Parents have criticised the use of isolation booths at secondary schools across the country, after concerns were raised about the “zero-tolerance” behaviour policies run by some academy trusts. The Guardian reports
Guardian analysis found this week that 45 schools in England excluded at least 20% of their pupils in the last academic year. The Outwood Grange Academies Trust – which runs 30 schools across Yorkshire, the Humber and the east Midlands – ran nine out of the 45.
Parents with children at schools in the trust raised concerns that, as well as the high levels of exclusions, many schools were also using “consequences rooms” – small booths in which a child sits alone and in silence for hours on end as punishment for breaking school rules.
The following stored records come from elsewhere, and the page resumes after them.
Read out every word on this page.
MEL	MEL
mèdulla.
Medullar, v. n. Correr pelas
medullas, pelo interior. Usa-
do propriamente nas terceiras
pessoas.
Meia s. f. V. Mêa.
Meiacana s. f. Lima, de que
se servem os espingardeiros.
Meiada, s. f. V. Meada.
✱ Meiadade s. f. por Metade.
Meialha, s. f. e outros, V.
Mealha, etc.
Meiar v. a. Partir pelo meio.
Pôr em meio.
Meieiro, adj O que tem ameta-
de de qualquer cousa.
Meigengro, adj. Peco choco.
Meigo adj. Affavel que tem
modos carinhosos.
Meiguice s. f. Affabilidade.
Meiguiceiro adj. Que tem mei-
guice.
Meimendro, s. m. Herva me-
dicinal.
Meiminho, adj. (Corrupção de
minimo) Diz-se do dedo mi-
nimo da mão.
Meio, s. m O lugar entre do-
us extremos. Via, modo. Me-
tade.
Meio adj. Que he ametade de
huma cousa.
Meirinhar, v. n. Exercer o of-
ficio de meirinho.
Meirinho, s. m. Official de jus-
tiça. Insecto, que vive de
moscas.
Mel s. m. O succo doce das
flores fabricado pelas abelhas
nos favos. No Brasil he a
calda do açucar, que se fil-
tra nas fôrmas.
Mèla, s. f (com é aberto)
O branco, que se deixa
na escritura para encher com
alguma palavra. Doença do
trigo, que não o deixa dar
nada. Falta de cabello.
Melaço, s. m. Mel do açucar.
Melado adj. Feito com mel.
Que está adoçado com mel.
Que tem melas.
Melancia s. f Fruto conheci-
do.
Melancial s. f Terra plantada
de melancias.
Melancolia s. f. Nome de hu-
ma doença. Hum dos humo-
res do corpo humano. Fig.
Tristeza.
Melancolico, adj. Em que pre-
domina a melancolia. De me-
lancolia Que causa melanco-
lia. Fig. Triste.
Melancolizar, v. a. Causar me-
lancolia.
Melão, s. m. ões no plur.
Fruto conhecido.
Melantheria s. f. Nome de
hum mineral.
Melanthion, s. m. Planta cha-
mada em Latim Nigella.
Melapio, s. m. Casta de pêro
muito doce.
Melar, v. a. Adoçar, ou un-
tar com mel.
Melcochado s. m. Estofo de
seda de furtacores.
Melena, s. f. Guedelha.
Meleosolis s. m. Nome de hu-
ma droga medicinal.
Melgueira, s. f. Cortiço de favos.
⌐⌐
The booths have been described as “internal exclusions” and parents called on academy trusts to release information on the number of hours of education children were missing while in the booths.
“You will be allowed to go to the toilet up to a maximum of three times during the day (maximum five minutes per visit),” the policy reads. “You must use the closest toilet and go directly there and back. You will be escorted to get your lunch, but you must stay silent.”
Pupils may complete work they have brought themselves but they do not have to.
One mother, whose son goes to an Outwood Grange school in Wakefield, said her son had lost days of his education sitting in a consequence room. “It’s a small booth. They can’t look left or right, they can’t look behind. They have to focus in front all the time. They can’t speak to anyone for the whole day. It’s basically an internal exclusion. It’s barbaric,” she said.
In March, delegates at the National Education Union conference in Brighton voted unanimously to oppose “the move towards ever more punitive behaviour policies in schools”, saying it was feeding a mental health crisis for children.
A spokesperson for the Outwood Grange Academies Trust said: “The use of isolation booths and rooms allow students to calm down, reflect and often self-correct their behaviour that may have led to that situation.”